Further Acts of Parliament were required to extend votong rights to a greater proportion of the population. The 1867 Reform Act tripled the voting population and allowed some labourers to vote. Finally, the 1885 Redistribution Act once agaion tripled the voting population and finally allowed those at the bottom of the working pay scale such as agricultural labourers to vote.
Votes for women
However, the great Victorian political reform movement only improved the voting rights of men. Women had to campaign for many more years against the ingrained prejudices of the majority of men in order to gain the right to vote. Finally in 1918, women over 30 and all men over 21 were given the right to vote. It took another 10 years for women to be placed on an equal footing with men: the Equal Franchise Act of 1928 finally ensured that all men and women over the age of 21 were entitled to vote. The voting age was lowered to 18 in 1969.
Hertfordshire Archives has a number of election posters and other documentation from elections of the past. They show not only the range of electioneering tactics, but also the development of election procedure, from open entertainment of voters and the publication of detailed election results to the secret ballot.

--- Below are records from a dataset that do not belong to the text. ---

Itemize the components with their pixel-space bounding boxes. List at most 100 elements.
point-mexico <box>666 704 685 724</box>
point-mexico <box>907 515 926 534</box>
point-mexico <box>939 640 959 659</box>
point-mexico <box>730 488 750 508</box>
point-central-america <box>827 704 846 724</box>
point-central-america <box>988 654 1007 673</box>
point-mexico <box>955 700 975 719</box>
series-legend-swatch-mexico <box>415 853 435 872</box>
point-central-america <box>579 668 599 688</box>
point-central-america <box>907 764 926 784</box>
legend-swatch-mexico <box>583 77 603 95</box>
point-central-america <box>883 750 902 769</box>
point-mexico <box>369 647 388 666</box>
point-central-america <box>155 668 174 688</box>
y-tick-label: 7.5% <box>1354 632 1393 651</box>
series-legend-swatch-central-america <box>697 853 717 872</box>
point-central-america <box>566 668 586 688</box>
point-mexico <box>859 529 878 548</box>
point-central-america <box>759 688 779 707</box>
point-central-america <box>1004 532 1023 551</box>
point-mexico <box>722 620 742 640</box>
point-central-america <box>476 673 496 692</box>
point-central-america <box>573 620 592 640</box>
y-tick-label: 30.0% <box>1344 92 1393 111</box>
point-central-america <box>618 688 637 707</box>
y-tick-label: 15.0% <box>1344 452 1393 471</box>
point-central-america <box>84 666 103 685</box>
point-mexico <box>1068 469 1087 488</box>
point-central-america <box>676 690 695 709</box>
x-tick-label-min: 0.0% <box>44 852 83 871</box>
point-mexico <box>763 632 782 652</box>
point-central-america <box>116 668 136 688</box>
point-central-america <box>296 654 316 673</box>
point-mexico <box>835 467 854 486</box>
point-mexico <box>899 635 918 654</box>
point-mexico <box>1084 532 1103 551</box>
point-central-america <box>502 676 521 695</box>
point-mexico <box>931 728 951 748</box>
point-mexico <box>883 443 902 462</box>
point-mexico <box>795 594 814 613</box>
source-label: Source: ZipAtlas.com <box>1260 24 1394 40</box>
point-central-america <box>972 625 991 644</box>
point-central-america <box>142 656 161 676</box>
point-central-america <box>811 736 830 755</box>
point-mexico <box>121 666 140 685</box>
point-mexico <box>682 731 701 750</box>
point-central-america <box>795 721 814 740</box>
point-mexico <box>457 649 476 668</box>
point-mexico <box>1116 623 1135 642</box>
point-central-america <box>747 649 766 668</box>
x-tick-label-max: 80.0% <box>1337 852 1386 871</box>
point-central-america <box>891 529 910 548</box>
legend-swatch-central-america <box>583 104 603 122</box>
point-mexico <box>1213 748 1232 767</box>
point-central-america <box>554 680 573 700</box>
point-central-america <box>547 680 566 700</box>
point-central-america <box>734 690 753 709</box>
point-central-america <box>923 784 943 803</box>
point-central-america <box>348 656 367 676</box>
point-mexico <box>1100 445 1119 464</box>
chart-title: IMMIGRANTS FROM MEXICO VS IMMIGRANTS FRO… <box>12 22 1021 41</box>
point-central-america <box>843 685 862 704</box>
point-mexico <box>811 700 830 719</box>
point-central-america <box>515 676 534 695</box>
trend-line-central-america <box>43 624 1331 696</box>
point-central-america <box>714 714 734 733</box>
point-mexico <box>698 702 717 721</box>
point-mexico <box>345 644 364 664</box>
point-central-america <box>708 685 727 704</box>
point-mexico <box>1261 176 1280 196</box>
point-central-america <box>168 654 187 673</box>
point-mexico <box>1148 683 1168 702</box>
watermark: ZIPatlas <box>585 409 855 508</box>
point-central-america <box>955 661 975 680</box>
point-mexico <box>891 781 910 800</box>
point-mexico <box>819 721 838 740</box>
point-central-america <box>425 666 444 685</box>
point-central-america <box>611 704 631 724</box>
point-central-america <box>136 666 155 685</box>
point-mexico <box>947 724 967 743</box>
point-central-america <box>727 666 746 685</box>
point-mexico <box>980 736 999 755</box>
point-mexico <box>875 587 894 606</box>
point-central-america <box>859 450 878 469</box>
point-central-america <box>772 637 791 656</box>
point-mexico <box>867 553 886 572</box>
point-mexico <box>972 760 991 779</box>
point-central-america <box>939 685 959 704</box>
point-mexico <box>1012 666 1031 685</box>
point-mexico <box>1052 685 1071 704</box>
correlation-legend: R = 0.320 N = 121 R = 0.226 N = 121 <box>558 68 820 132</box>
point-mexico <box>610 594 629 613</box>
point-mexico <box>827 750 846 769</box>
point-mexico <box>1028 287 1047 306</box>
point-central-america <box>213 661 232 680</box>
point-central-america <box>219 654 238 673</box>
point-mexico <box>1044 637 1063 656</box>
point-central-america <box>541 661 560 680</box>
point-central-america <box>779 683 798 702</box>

One of the earliets campaigns represented in the records is that of John Radcliffe of Hitchin Priory. He spent £9,000 being elected as MP for St Albans, a seat he held from 1768 until 1783. The seat was uncontested but he spent lavishly, wooing his voters with meat and drink. It seems that he did not attend Westminster very often, as no speeches of his are recorded in the House of Commons records.
Grimston vs Sebright
In 1832, the year of the first Reform Act, local contestants Viscount Grimston for the Conservatives and Sir John Sebright for the Liberals waged an intense newspaper campaign. The Conservatives claimed that Sebright had predicted a resounding liberal victory which he need not trouble to campaign for. In the words of the Conservative poster, Sebright had claimed that ‘he may lie in bed and yet be sure to be returned’. A later conservative poster urged all voters to be sure to vote in favour of the Conservatives; apparently, Sebright’s lack of electioneering activity did not seem to be working against him. However, this was an illusion as Sebright was not returned and Viscount Grimston was elected as the primary MP for Hertfordshire.
Thomas and Frederick Halsey
In 1852, Thomas Halsey was fighting to be rreturned to Parliament. His appeal for re-election rested on the fact that he had served the county for 18 years. On this occasion he was successful, but on his death two years later, the seat went to the Abel Smith family.However, the Halsey family returned to Parliament when Frederick Halsey was elected in 1874. He campaigned again to be returned as MP for Watford when the Hertfordshire constituency was abolished in 1885. He was fighting for the constituency again in 1892. The campaign was hard fought, with the opposition claiming that Halsey’s previous parliamentary record amounted to little other than support for a very unpopular tax on food. However, Halsey won again for the Conservatives.
A poll book
Today, all voting is secret, but between 1696 and 1872, Sherrifs were required to keep a Poll book, which showed how all the electors had voted. The books could be commercially valuable and were printed and sold widely. In an age when it was allowable to entertain voters in order to sway their opinions, the information held in the poll books would have been invaluable to election managers.